The simple answer to ‘why I haven’t played it’ is I don’t have anything for it. I don’t have a physical space to play it, and while I have an army of miniatures sitting in a drawer somewhere in my house, I honestly do not know if it’s going to be where I go to look for it. They have support for ‘my army.’ I have a friend who has a Tau army, and I have some Nids, and when we meet up again –
After all these years
Maybe we’ll play with these One Page Rules. They look efficient, they look quick, they look like they capture the spirit of what I want these things to do, and I don’t need to lay out a big pile of money to do it. Even if I was going to pirate a Warhammer codex to get started, so as to keep the costs as close to zero as possible, the models I have wouldn’t necessarily fit the new rules, I would need to sift through complex rules to do it, and then I’d need to print out multiple pages of units to get my handle on how things play.

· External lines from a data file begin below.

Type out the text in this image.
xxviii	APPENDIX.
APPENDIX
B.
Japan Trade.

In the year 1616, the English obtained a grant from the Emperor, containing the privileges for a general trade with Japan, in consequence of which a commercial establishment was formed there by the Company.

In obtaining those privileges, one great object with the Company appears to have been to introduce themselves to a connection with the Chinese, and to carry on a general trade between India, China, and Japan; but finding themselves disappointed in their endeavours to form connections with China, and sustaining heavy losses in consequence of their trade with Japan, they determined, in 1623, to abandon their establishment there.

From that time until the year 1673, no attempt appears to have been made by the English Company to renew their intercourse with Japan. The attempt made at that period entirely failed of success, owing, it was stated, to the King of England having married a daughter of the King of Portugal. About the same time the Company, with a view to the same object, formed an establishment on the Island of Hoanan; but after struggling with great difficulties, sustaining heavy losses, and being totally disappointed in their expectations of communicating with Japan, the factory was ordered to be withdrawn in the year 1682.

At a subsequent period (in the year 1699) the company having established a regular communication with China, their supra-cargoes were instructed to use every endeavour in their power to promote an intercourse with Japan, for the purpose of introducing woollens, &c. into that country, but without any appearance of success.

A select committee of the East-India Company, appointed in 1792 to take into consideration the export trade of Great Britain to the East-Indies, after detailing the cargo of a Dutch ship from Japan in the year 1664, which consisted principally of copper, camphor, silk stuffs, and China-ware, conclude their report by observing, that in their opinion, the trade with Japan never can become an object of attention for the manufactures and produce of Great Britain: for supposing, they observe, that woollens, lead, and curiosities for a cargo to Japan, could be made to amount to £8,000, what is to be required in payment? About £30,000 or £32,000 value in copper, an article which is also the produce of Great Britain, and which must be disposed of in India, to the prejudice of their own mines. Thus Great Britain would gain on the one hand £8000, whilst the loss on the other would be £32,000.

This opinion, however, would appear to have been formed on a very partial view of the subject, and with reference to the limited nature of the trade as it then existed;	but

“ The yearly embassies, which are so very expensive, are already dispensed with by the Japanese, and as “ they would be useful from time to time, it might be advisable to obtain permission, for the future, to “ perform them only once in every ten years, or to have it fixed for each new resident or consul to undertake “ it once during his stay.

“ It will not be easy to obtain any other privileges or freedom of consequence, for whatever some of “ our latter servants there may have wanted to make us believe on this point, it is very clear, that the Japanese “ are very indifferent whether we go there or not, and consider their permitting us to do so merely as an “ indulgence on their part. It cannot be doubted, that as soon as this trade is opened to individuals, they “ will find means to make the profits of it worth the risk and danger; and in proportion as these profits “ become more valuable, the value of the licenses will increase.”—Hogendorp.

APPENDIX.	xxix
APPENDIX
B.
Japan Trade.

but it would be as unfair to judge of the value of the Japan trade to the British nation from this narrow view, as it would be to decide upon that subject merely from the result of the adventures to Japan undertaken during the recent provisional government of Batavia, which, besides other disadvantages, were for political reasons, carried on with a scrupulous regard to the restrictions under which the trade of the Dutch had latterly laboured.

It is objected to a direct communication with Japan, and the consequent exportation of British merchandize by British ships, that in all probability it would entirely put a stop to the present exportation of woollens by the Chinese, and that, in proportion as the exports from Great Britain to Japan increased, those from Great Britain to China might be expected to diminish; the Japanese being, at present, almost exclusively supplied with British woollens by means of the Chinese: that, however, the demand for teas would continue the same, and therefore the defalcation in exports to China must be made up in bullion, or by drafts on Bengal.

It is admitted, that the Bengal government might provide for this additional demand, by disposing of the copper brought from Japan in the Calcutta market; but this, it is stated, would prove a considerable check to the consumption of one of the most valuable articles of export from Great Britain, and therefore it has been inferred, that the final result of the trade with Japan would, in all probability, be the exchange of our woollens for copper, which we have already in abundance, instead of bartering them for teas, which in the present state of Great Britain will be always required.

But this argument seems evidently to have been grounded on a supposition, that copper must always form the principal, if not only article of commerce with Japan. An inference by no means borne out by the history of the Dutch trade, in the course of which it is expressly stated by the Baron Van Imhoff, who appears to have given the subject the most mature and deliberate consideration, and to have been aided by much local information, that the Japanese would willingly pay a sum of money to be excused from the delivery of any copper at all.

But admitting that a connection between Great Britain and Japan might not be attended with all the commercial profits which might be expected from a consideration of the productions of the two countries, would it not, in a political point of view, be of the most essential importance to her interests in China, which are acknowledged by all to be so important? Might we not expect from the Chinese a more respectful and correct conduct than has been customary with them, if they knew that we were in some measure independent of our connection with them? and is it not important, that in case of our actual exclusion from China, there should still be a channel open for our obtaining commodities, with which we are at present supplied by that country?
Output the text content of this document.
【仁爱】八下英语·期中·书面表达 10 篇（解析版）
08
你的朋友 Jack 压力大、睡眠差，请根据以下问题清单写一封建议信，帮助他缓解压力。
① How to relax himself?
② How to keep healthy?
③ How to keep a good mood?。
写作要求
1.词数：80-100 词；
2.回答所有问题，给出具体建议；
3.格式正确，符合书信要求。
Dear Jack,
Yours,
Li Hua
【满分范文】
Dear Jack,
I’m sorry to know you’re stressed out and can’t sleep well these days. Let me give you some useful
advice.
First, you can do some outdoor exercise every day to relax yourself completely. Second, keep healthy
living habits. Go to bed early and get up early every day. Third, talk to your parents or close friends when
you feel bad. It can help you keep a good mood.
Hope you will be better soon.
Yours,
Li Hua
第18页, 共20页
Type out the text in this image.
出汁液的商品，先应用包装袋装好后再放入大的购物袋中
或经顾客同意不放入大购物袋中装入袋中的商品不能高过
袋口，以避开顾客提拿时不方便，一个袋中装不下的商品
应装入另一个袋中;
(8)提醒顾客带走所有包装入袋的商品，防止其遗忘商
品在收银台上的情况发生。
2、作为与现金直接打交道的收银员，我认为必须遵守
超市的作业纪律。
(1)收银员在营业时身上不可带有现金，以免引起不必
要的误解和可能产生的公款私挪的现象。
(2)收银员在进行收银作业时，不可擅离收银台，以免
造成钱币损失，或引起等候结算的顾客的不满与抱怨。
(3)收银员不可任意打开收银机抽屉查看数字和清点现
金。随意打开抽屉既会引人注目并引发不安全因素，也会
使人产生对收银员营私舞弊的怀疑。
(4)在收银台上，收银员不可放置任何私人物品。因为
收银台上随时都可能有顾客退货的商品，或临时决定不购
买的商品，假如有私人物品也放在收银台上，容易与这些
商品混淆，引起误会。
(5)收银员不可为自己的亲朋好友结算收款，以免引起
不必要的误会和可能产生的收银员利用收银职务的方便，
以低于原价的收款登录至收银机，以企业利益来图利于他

The thing with this kind of game is that the game being simple and fluid allows for emergent mechanics. The rules systems don’t need to be really complex or handle lots of stuff, because the play experience itself creates a lot of opportunities for interactions of simple pieces to create interesting opportunities for complex decisions. I don’t know how I’m going to see these armies deform around terrain because I don’t have the means to process that in my head (yet), but when I get to play with this system a bit, I’ll learn those things. And then maybe the game will get predictable and reliable, but if that’s the case, then the next step is to start involving the advanced rules, if we agree upon them.
The Game Pile isn’t just for games that are, you know, good, or games that deserve a bollocking. This is a game that I find interesting. It’s a game I find intriguing in how it works and how it’s distributed and how the industry may have to change, in light of things like this.
And this Decemberween you can play it, if you have even a modest printer.